Even before this, in the prologue, we are treated to a truly radical moment in film (remember, this is 1966!). We are shown a first person view of the initial balloon flight (and subsequent crash). This is accompanied not by cheers, but angry jeers from an audience below. We, in the audience, with the distance of time, understand the greatness of this leap, but like so many revolutionary moments, it is not understood in the present. Plus, the wild success of flight is quickly erased by its impending crash to the earth. For an impatient viewer, this may seem unconnected, but the substantial runtime does pay off this moment (in about three hours).

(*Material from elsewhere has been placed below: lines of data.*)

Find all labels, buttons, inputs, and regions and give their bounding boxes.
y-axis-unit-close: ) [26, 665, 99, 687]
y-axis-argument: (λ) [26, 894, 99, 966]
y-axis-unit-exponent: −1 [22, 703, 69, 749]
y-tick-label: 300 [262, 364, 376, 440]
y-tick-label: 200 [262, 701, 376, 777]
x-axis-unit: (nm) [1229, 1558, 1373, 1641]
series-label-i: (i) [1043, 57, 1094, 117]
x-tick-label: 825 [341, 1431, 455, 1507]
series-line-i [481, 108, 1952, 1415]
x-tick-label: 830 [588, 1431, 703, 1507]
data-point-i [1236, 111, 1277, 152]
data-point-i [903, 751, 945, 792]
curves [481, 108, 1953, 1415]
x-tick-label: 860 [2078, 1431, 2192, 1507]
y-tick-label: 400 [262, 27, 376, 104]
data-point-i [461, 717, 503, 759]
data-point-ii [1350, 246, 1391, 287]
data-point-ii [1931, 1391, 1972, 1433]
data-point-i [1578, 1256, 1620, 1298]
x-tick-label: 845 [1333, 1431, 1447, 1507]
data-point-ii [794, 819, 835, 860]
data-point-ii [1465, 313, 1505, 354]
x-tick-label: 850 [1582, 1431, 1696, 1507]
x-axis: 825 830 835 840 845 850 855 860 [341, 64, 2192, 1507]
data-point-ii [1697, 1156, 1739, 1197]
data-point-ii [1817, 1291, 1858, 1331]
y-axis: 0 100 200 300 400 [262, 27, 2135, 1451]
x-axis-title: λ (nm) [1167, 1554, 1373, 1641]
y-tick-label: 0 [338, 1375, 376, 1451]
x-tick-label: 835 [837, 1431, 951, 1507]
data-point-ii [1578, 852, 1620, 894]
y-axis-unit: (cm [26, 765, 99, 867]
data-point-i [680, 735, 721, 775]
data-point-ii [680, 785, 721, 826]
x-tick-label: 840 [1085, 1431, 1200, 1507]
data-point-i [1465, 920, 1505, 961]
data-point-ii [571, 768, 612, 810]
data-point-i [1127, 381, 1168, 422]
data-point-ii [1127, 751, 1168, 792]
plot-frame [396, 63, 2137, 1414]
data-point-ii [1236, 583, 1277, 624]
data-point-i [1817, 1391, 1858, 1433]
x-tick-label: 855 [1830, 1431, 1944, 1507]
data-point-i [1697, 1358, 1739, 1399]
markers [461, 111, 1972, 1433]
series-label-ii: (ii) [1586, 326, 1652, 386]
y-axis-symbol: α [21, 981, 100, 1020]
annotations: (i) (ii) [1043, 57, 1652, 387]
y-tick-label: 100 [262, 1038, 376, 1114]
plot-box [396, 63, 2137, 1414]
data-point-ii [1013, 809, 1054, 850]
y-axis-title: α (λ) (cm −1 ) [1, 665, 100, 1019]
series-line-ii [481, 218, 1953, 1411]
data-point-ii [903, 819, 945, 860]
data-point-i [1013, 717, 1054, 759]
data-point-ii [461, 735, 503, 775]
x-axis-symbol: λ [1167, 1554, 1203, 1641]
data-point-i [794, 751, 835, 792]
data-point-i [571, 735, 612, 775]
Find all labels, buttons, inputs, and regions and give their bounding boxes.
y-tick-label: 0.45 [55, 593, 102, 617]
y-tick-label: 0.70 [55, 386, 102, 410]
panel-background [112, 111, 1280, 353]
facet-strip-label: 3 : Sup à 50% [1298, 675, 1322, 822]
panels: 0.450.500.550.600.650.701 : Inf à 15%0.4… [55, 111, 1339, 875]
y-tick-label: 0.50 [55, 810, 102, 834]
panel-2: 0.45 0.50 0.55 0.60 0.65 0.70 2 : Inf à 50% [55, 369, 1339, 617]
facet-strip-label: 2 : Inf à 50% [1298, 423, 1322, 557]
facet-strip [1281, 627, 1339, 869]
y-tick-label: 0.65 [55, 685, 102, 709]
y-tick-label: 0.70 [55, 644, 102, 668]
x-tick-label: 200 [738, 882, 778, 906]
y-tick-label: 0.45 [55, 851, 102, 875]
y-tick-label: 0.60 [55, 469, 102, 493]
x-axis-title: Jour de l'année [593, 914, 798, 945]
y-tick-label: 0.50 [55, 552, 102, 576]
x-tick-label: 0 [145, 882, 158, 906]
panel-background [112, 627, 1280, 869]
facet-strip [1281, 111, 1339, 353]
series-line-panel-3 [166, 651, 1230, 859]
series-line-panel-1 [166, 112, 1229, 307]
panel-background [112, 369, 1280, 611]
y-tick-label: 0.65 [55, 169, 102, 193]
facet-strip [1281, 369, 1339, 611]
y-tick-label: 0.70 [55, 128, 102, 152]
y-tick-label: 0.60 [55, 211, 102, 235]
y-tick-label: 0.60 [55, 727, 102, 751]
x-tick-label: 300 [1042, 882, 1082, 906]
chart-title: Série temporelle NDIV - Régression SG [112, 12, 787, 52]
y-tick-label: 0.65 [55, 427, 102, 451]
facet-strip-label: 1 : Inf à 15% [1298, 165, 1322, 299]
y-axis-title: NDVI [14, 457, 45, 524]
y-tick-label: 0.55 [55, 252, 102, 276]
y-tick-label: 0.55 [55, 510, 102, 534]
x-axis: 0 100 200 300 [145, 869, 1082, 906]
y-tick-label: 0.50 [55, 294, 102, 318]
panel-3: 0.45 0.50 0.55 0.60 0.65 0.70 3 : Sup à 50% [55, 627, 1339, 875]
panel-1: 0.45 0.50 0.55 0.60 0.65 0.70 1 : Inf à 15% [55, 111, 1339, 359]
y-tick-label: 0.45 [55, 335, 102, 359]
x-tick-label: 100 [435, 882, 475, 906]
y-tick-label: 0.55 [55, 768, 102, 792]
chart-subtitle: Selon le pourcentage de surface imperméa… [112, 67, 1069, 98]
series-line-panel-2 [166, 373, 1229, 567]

It would be easy to get caught up in character names and plot derivations, but I found them increasingly secondary to the struggle of art. Rublev is a great artist, that much is clear, but he is not a machine, birthed to create icons. He struggles, in many facets. Most clearly, he seems to balk at being ordered to create. This is a wonderful analogy to what many filmmakers must feel, being yoked to a studio system. In Tarkovsky’s case, this could be particularly felt, given his time and place. Rublev, the clear Tarkovsky analogue, is ordered to create art showing a religious purge of the sinners. He can easily create this, but he thinks deeply about the messages that he feels responsible for. He worries about the people who will see it, most notably poor, faithful individuals who already have a difficult existence. Rublev makes the difficult choice of turning his back on continued fame and money to perform art that is good and important.
Andrei Rublev has an extensive journey, with many side treks, but the final chapter tells the story of Boriska (Nikolay Burlyaev; star of Ivan’s Childhood). Boriska is tasked, or tasks himself with the making of a gigantic bell, a service his father previously provided. His father, along with many others, has died in a plague, and Boriska boldly lies and tells the Prince’s men that his father passed the secrets of bell making down to him, and only him. It is important to note that this bell, massive in size, is made to be placed at the apex of a church. This bell is the people’s connection to God, once removed, as they cannot speak directly. At the pinnacle of the film, when the bell is finally tested, a palpable tension is felt until, finally, the bell rings out.
Andrei Rublev has watched the entire process in silence, but this connection creates a stirring in him, the artist. After years of struggle and torment, Rublev agrees to create art, being shown its purity by an adolescent. In many ways, Andrei Rublev is truly about the impermanence of art. No matter how much money and power funds it, all art can be erased. But the creation of it, the passion behind it, and the reasons we create art matter all the more. Andrei Rublev is a cinematic masterpiece, an effortful watch that rewards thought and consideration.